Adapted from his own novel by Jonathan Trotter, who writes suburban soaps that are one part Franzen to five parts Hornby, it follows almost the same template as festival opener The Judge (without the homicide). A divorcing man in his mid 40s returns to his small hometown after the death of a parent, beds down in the scuzzy spare room filled with memories, and slowly but surely reconciles himself to the surviving parent, plus siblings, plus long-lost love, plus wholesome parochialism of the lives of normal folks.

This is Where I Leave has a serious advantage over the Judge: it stars not Robert Downey Jr but Jason Bateman, whose smart alec hangdog act still contains enough actual smarts to pull you through. He’s an absolute master of the lazy-eyed reaction shot, of casually attracting empathy without being especially dynamic, of making corn convincing. This is a man who’s never been anything less than terrific, in – by and large - less than terrific movies.

Anyway, Bateman is a former radio producer in the process of splitting up with his wife after walking in on her in bed with his boss. “Well that’ll do it”, comments someone, in the sort of sass-tastic dialogue peppered through the film. The woman is Rose Byrne (playing Bateman’s one who got away, despite 10 year age gap), who, with this and Bridesmaids and Bad Neighbours, has become one of most unassumingly funny, pleasingly non-quirky female comedy turns around. Adam Driver, too, is making a quantity not quality approach to his career work, for he’s somehow as terrific in this as he was in the legitimately brilliant While We’re Young, endlessly freshening pat lines with perky readings.

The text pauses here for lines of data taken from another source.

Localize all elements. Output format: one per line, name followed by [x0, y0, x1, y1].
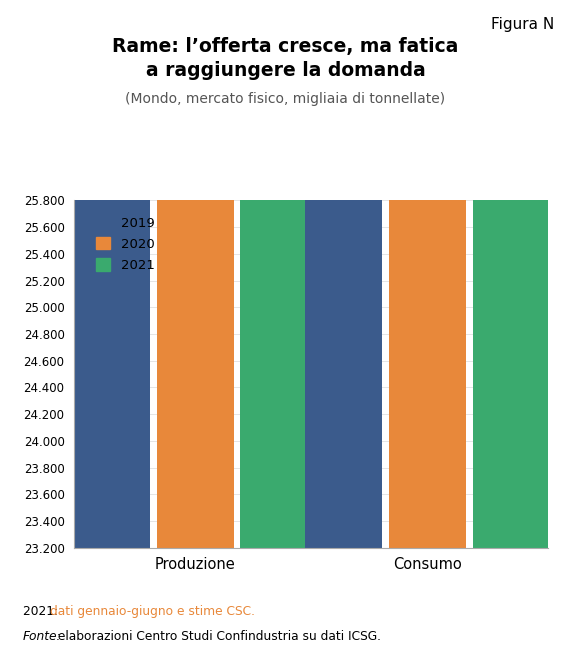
Bar [305, 0, 382, 548]
Text: (Mondo, mercato fisico, migliaia di tonnellate): (Mondo, mercato fisico, migliaia di tonn… [126, 92, 445, 106]
Text: Figura N: Figura N [490, 17, 554, 31]
Bar [473, 0, 549, 548]
Text: dati gennaio-giugno e stime CSC.: dati gennaio-giugno e stime CSC. [50, 605, 255, 618]
Text: Fonte:: Fonte: [23, 631, 62, 643]
Bar [73, 0, 150, 548]
Bar [156, 0, 234, 548]
Text: elaborazioni Centro Studi Confindustria su dati ICSG.: elaborazioni Centro Studi Confindustria … [54, 631, 381, 643]
Legend: 2019, 2020, 2021: 2019, 2020, 2021 [90, 210, 160, 277]
Text: 2021:: 2021: [23, 605, 62, 618]
Bar [240, 0, 317, 548]
Bar [389, 0, 466, 548]
Text: Rame: l’offerta cresce, ma fatica
a raggiungere la domanda: Rame: l’offerta cresce, ma fatica a ragg… [112, 37, 459, 80]
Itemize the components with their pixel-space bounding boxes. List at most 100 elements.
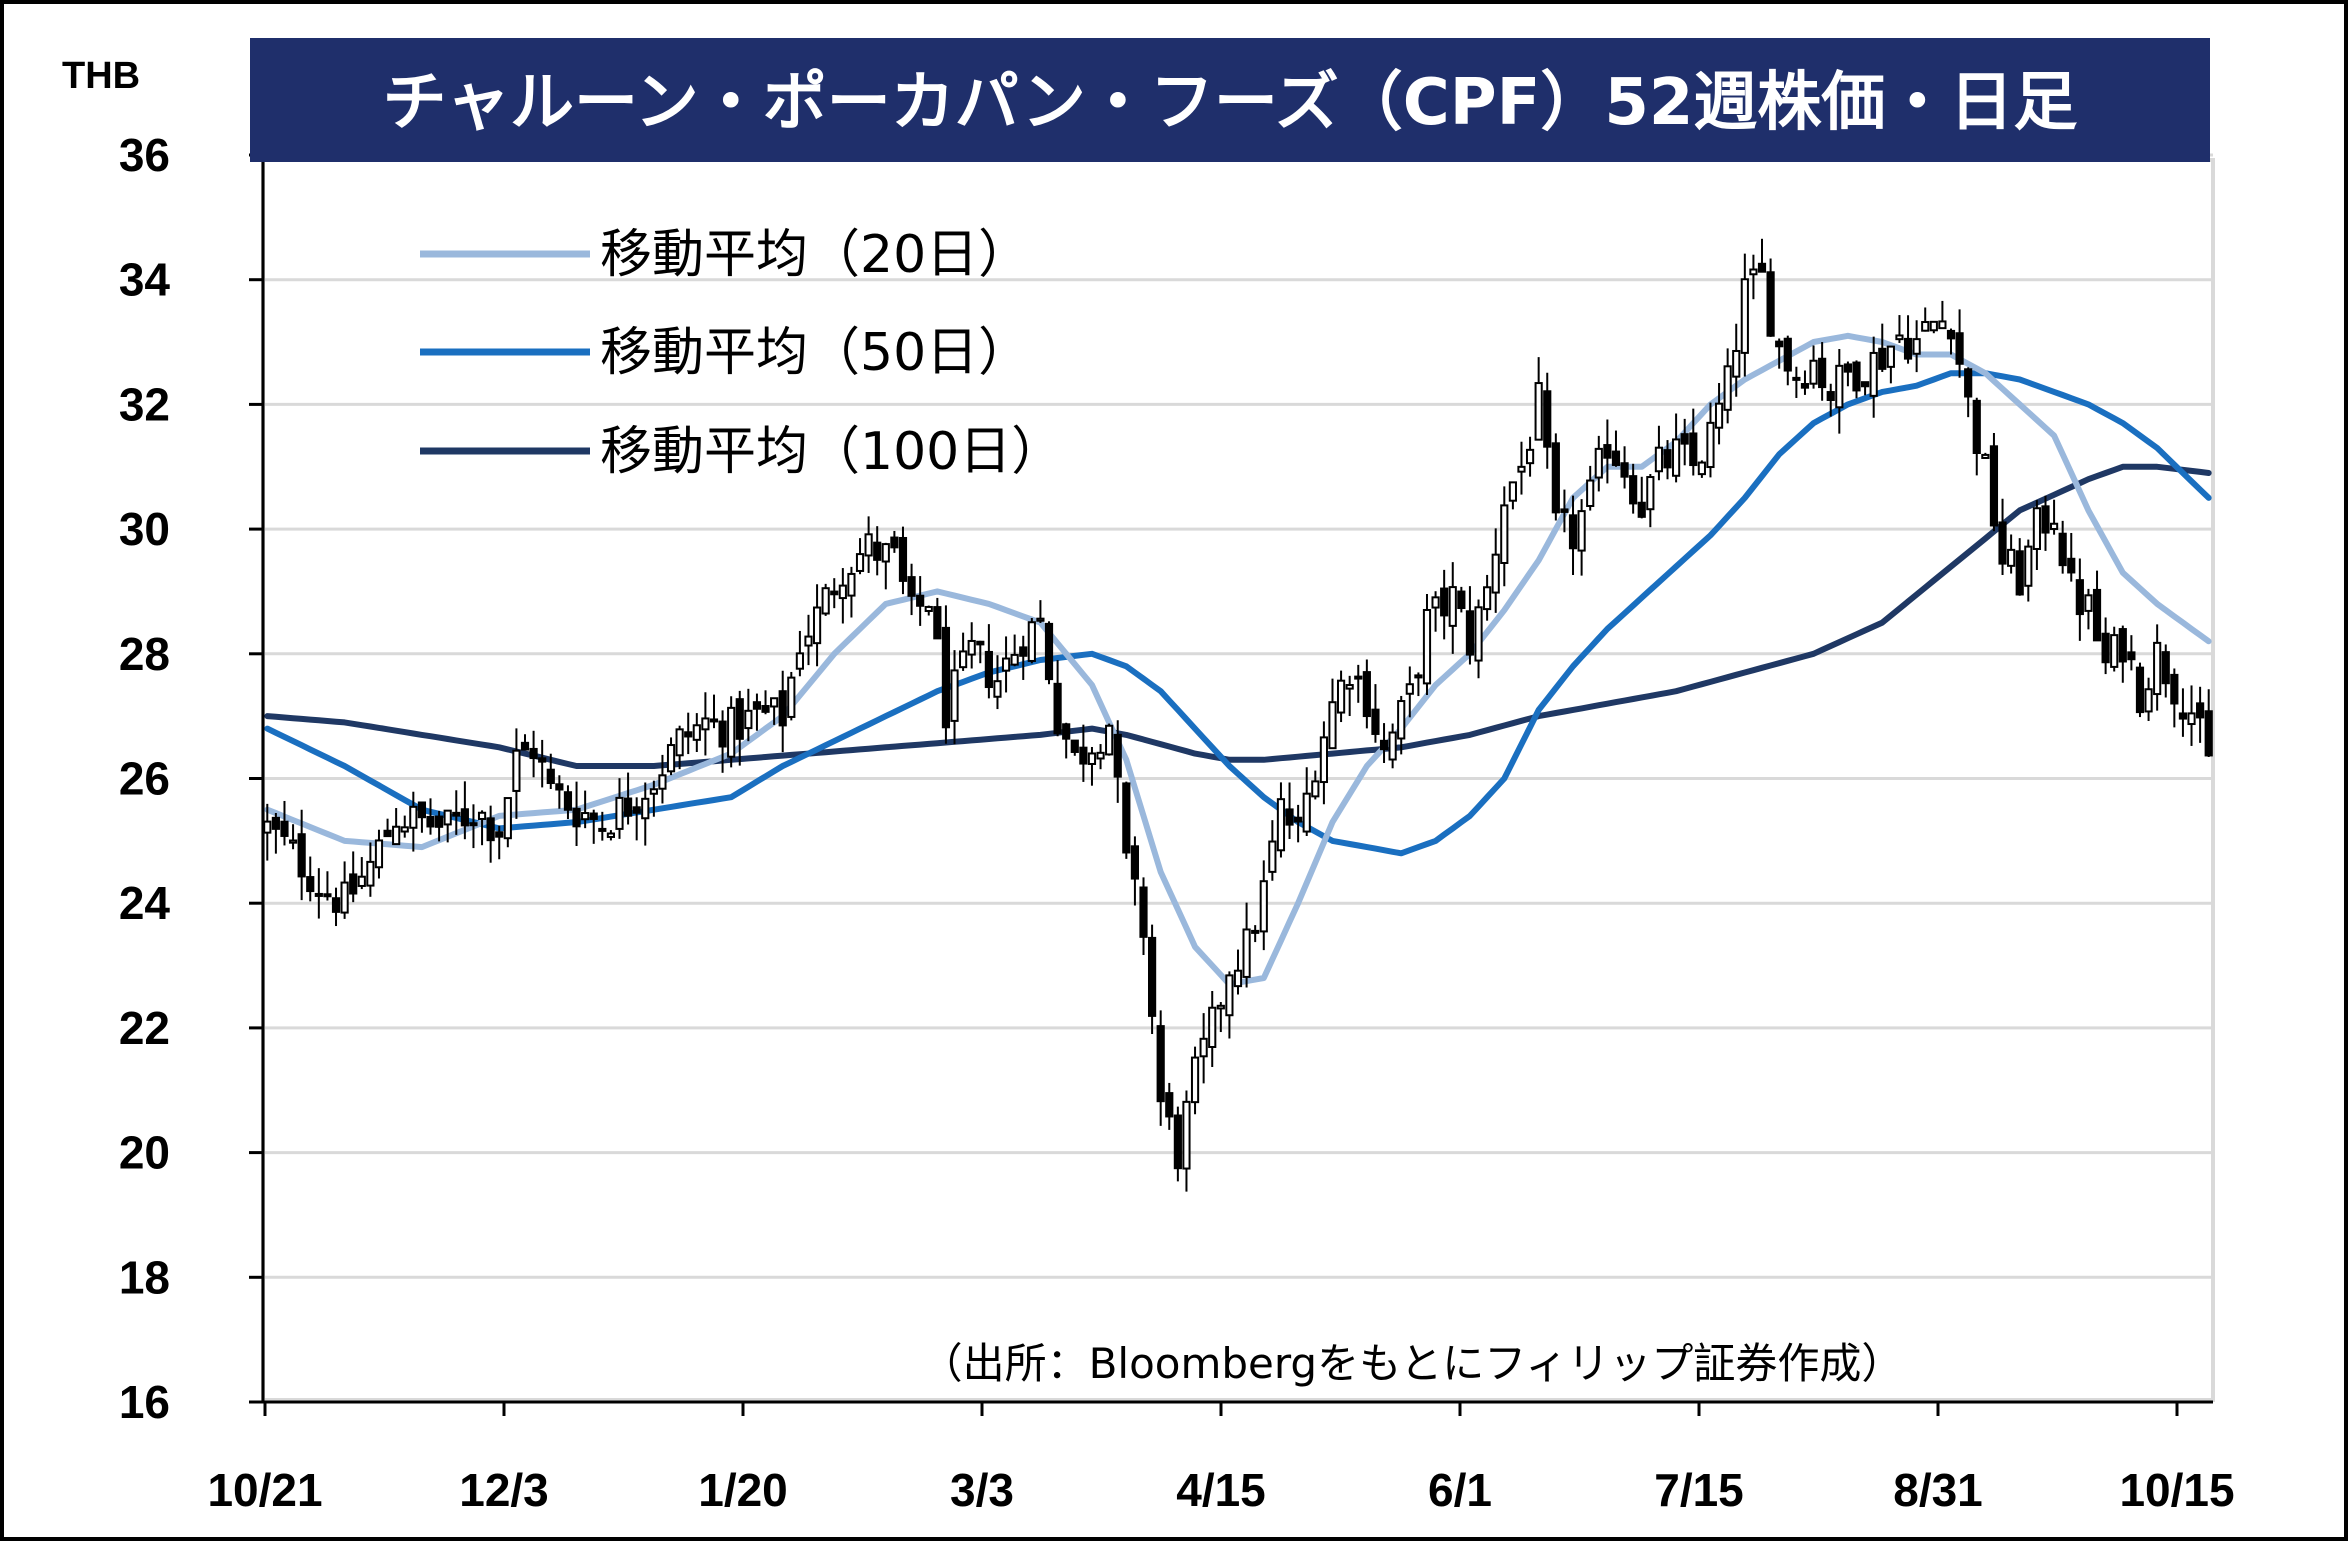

There’s two more siblings: Tina Fey, who does not fare terribly well with the crushing pathos here, though acting opposite Timothy Olyphant’s lightly brain-damaged sports shop assistant (her character’s one who got away) does present quite a challenge. And Corey Stolz, doing long-suffering stuff in a thankless role as the boring brother undergoing fertility treatment with wife Kathryn Hahn. Cue dialogue like: “Shove a baby up there” during sex and acting incredibly stressed the whole time (though presumably their problems can’t be so very pressing if they’re still trying to concieve naturally).

With some overhaul, this could have been great. But the conceit, coupled with signposting soundtrack and editing that serves to highlight the trite rather than give this talented ensemble some space, makes it just adequate. “Stop acting like crazy people!” yells Fey at one point. Of all the lines, it rings the truest.